Nilai sisa memiliki hubungan dengan pembayaran. Jika nilai sisa pada akhir sewa tinggi, pembayaran bulanan akan lebih kecil, dan sebaliknya. Tetapi nilai sisa adalah jumlah yang harus Anda bayar pada akhir sewa mobil jika Anda ingin membeli mobil, jadi mungkin tidak menguntungkan bagi Anda untuk memiliki nilai sisa yang tinggi.

Pertimbangkan Sewa Jangka Panjang

Sewa jangka pendek lebih mahal daripada sewa jangka panjang, karena nilai sisa turun lebih cepat dalam 24 bulan pertama. Ini masuk akal, karena setiap kendaraan terdepresiasi lebih cepat di awal daripada di kemudian hari. Istilah sewa biasanya untuk 24, 36, atau 48 bulan.

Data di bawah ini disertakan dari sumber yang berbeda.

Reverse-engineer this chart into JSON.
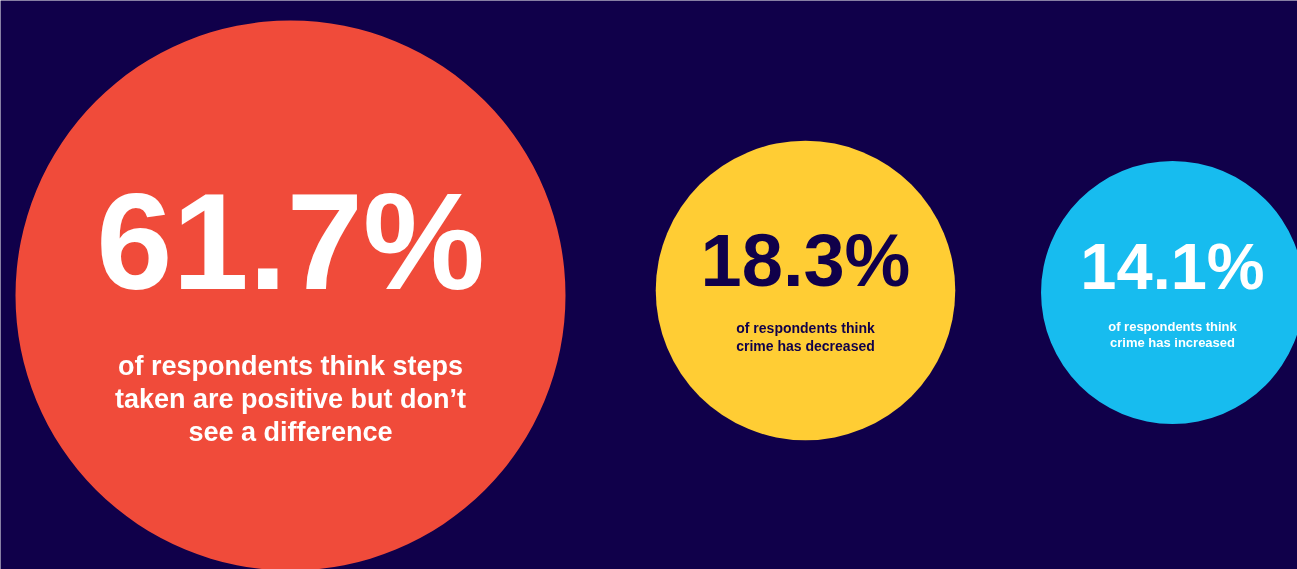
{
  "chart_data": {
    "type": "other",
    "categories": [
      "of respondents think steps taken are positive but don’t see a difference",
      "of respondents think crime has decreased",
      "of respondents think crime has increased"
    ],
    "values": [
      61.7,
      18.3,
      14.1
    ],
    "value_labels": [
      "61.7%",
      "18.3%",
      "14.1%"
    ],
    "colors": [
      "#f04b3a",
      "#ffcd34",
      "#17bcef"
    ]
  }
}
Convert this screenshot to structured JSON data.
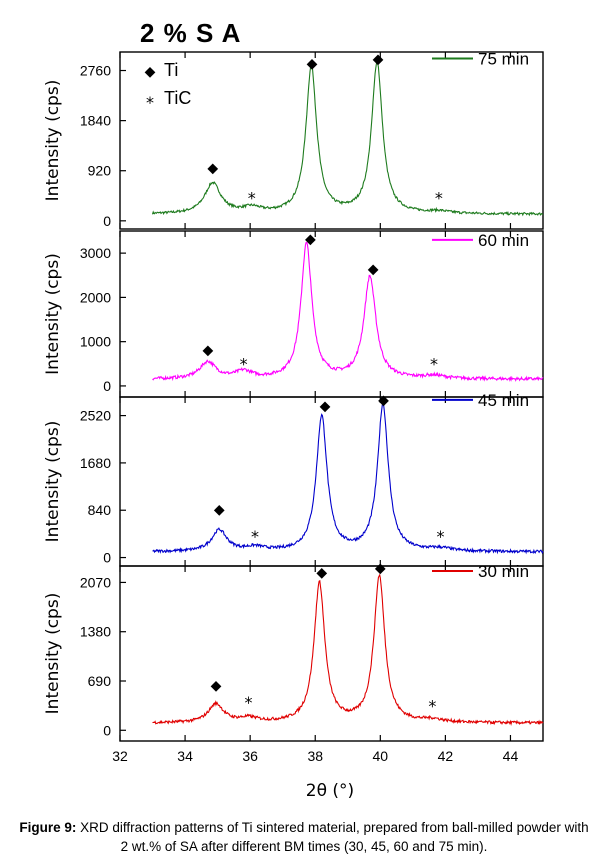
{
  "header": {
    "title": "2 % S A"
  },
  "caption": {
    "label": "Figure 9:",
    "text": "XRD diffraction patterns of Ti sintered material, prepared from ball-milled powder with 2 wt.% of SA after different BM times (30, 45, 60 and 75 min)."
  },
  "chart_data": {
    "type": "line",
    "xlabel": "2θ (°)",
    "ylabel": "Intensity (cps)",
    "xlim": [
      32,
      45
    ],
    "xticks": [
      32,
      34,
      36,
      38,
      40,
      42,
      44
    ],
    "x_data_start": 33,
    "legend": {
      "markers": [
        {
          "symbol": "◆",
          "label": "Ti"
        },
        {
          "symbol": "*",
          "label": "TiC"
        }
      ]
    },
    "panels": [
      {
        "series_name": "75 min",
        "color": "#1e7b1e",
        "ylim": [
          -150,
          3100
        ],
        "yticks": [
          0,
          920,
          1840,
          2760
        ],
        "baseline": 120,
        "noise": 22,
        "peaks": [
          {
            "x": 34.85,
            "h": 560,
            "w": 0.3
          },
          {
            "x": 36.05,
            "h": 100,
            "w": 0.35
          },
          {
            "x": 37.88,
            "h": 2700,
            "w": 0.2
          },
          {
            "x": 39.9,
            "h": 2780,
            "w": 0.2
          },
          {
            "x": 41.8,
            "h": 40,
            "w": 0.4
          }
        ],
        "markers": [
          {
            "x": 34.85,
            "y": 1000,
            "symbol": "◆"
          },
          {
            "x": 36.05,
            "y": 500,
            "symbol": "*"
          },
          {
            "x": 37.9,
            "y": 2920,
            "symbol": "◆"
          },
          {
            "x": 39.93,
            "y": 3000,
            "symbol": "◆"
          },
          {
            "x": 41.8,
            "y": 500,
            "symbol": "*"
          }
        ],
        "legend_y": 2980
      },
      {
        "series_name": "60 min",
        "color": "#ff00ff",
        "ylim": [
          -250,
          3500
        ],
        "yticks": [
          0,
          1000,
          2000,
          3000
        ],
        "baseline": 150,
        "noise": 35,
        "peaks": [
          {
            "x": 34.7,
            "h": 380,
            "w": 0.3
          },
          {
            "x": 35.8,
            "h": 160,
            "w": 0.3
          },
          {
            "x": 37.73,
            "h": 3050,
            "w": 0.2
          },
          {
            "x": 39.68,
            "h": 2300,
            "w": 0.22
          },
          {
            "x": 41.65,
            "h": 70,
            "w": 0.4
          }
        ],
        "markers": [
          {
            "x": 34.7,
            "y": 850,
            "symbol": "◆"
          },
          {
            "x": 35.8,
            "y": 600,
            "symbol": "*"
          },
          {
            "x": 37.85,
            "y": 3350,
            "symbol": "◆"
          },
          {
            "x": 39.78,
            "y": 2670,
            "symbol": "◆"
          },
          {
            "x": 41.65,
            "y": 600,
            "symbol": "*"
          }
        ],
        "legend_y": 3300
      },
      {
        "series_name": "45 min",
        "color": "#0000cc",
        "ylim": [
          -150,
          2850
        ],
        "yticks": [
          0,
          840,
          1680,
          2520
        ],
        "baseline": 100,
        "noise": 25,
        "peaks": [
          {
            "x": 35.05,
            "h": 380,
            "w": 0.28
          },
          {
            "x": 36.15,
            "h": 70,
            "w": 0.35
          },
          {
            "x": 38.2,
            "h": 2400,
            "w": 0.2
          },
          {
            "x": 40.08,
            "h": 2600,
            "w": 0.2
          },
          {
            "x": 41.85,
            "h": 50,
            "w": 0.4
          }
        ],
        "markers": [
          {
            "x": 35.05,
            "y": 880,
            "symbol": "◆"
          },
          {
            "x": 36.15,
            "y": 450,
            "symbol": "*"
          },
          {
            "x": 38.3,
            "y": 2720,
            "symbol": "◆"
          },
          {
            "x": 40.1,
            "y": 2820,
            "symbol": "◆"
          },
          {
            "x": 41.85,
            "y": 450,
            "symbol": "*"
          }
        ],
        "legend_y": 2800
      },
      {
        "series_name": "30 min",
        "color": "#e00000",
        "ylim": [
          -150,
          2300
        ],
        "yticks": [
          0,
          690,
          1380,
          2070
        ],
        "baseline": 100,
        "noise": 20,
        "peaks": [
          {
            "x": 34.95,
            "h": 260,
            "w": 0.28
          },
          {
            "x": 35.95,
            "h": 60,
            "w": 0.35
          },
          {
            "x": 38.13,
            "h": 1950,
            "w": 0.2
          },
          {
            "x": 39.97,
            "h": 2050,
            "w": 0.2
          },
          {
            "x": 41.6,
            "h": 40,
            "w": 0.4
          }
        ],
        "markers": [
          {
            "x": 34.95,
            "y": 650,
            "symbol": "◆"
          },
          {
            "x": 35.95,
            "y": 450,
            "symbol": "*"
          },
          {
            "x": 38.2,
            "y": 2230,
            "symbol": "◆"
          },
          {
            "x": 40.0,
            "y": 2290,
            "symbol": "◆"
          },
          {
            "x": 41.6,
            "y": 400,
            "symbol": "*"
          }
        ],
        "legend_y": 2230
      }
    ]
  }
}
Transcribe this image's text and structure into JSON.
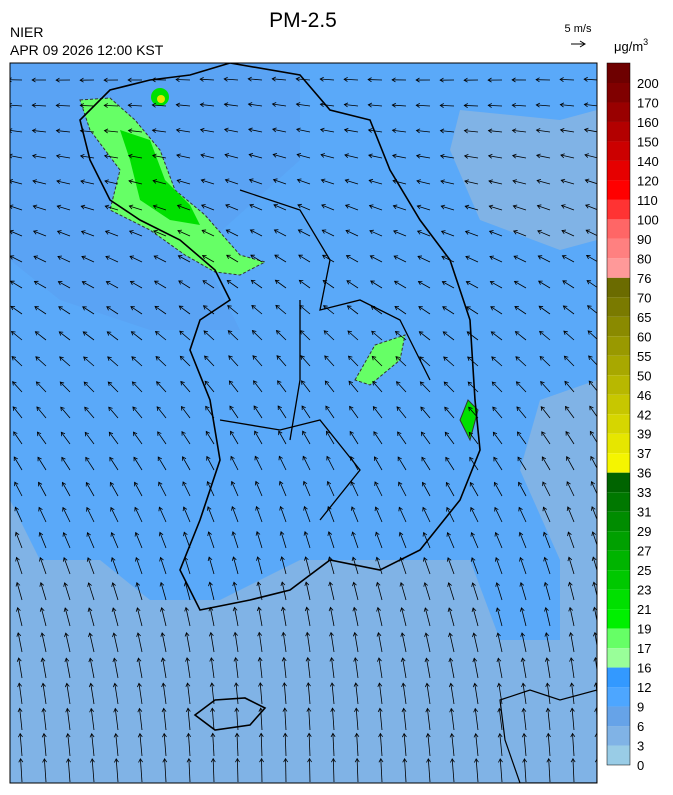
{
  "header": {
    "title": "PM-2.5",
    "source": "NIER",
    "datetime": "APR 09 2026 12:00 KST",
    "wind_scale": "5 m/s"
  },
  "colorbar": {
    "unit": {
      "base": "μg/m",
      "sup": "3"
    },
    "labels": [
      200,
      170,
      160,
      150,
      140,
      120,
      110,
      100,
      90,
      80,
      76,
      70,
      65,
      60,
      55,
      50,
      46,
      42,
      39,
      37,
      36,
      33,
      31,
      29,
      27,
      25,
      23,
      21,
      19,
      17,
      16,
      12,
      9,
      6,
      3,
      0
    ],
    "colors": [
      "#6e0000",
      "#800000",
      "#990000",
      "#b30000",
      "#cc0000",
      "#e60000",
      "#ff0000",
      "#ff3333",
      "#ff6666",
      "#ff8080",
      "#ff9999",
      "#6b6b00",
      "#7a7a00",
      "#8a8a00",
      "#999900",
      "#a8a800",
      "#b8b800",
      "#c7c700",
      "#d6d600",
      "#e6e600",
      "#f5f500",
      "#006400",
      "#007800",
      "#008c00",
      "#00a000",
      "#00b400",
      "#00c800",
      "#00e000",
      "#00f000",
      "#66ff66",
      "#99ff99",
      "#3399ff",
      "#4da6ff",
      "#66a3e8",
      "#80b3e6",
      "#99cce6"
    ]
  }
}
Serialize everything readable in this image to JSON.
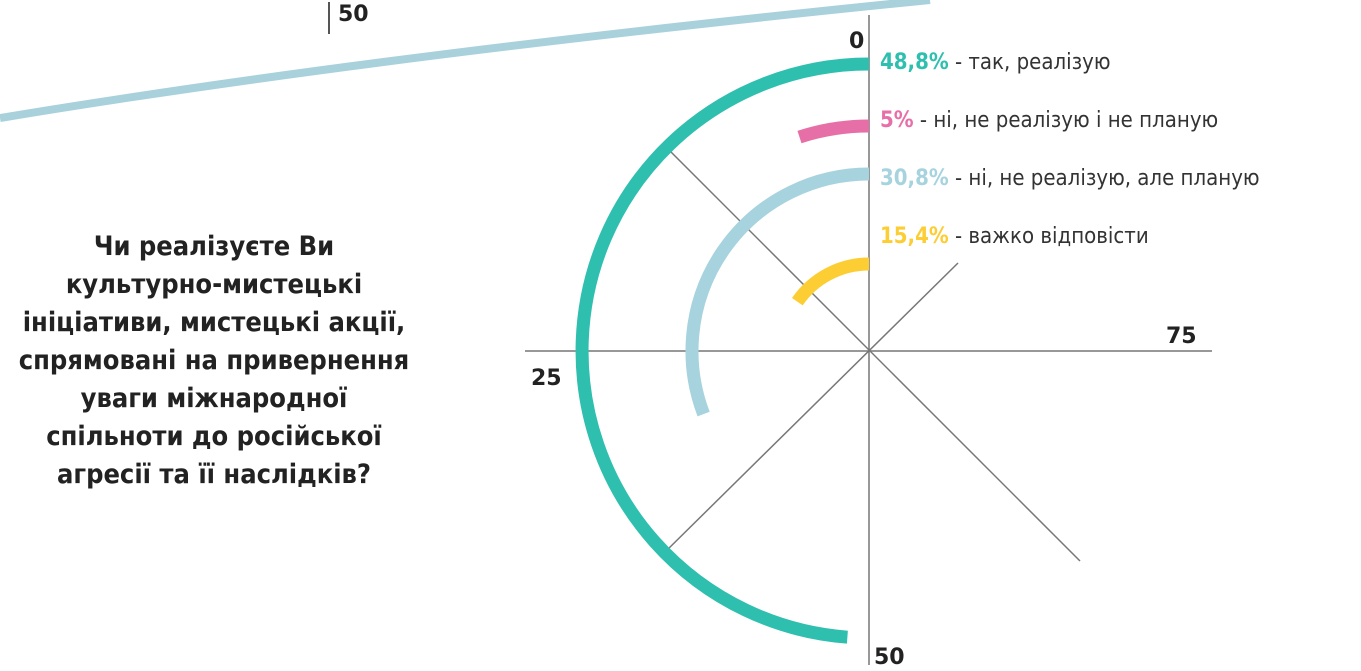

Lihatlah garansi "bumper-to-bumper" pada kendaraan dan jangan memperpanjang sewa melewati tanggal ini.

Perkirakan Jarak Tempuh Sebelum Leasing

Sebelum Anda menyewa, Anda akan membutuhkan perkiraan jarak tempuh tahunan untuk penggunaan mobil Anda.

Sebuah sewa biasa mungkin memiliki batas tahunan 12.000 mil, tetapi jika Anda berpikir Anda akan berjalan di lebih dari 12.000 mil setahun, ada baiknya membayar ekstra untuk jarak tempuh tambahan. Jika tidak, Anda harus membayar untuk jarak tempuh tambahan yang digunakan di akhir sewa.

Biaya Sewa dan Pembayaran Tambahan

Dealer ingin menambah biaya, seperti biaya akuisisi (yang sebanding dengan poin pada hipotek). Cobalah untuk menegosiasikan biaya ini keluar atau turun; mereka hanya biaya tambahan, sering tersembunyi. Dealer juga mungkin meminta pembayaran di muka (terdengar seperti setoran atau uang muka, bukan?).

Sewa Mobil dan Pajak Perusahaan

Seperti biasa dalam masalah keuangan bisnis, pajak harus dipertimbangkan, dan memaksimalkan pemotongan adalah yang paling penting. Pajak penghasilan. Kendaraan sewaan tidak disusutkan, tetapi biaya mengemudi bisnis untuk mobil sewaan dapat dikurangi, dalam keadaan tertentu dan dengan batas.

Pajak Penjualan. Anda tidak bisa keluar dari membayar pajak penjualan negara dengan sewa, jadi menjaga harga tetap rendah akan membantu Anda membayar lebih sedikit untuk pajak penjualan.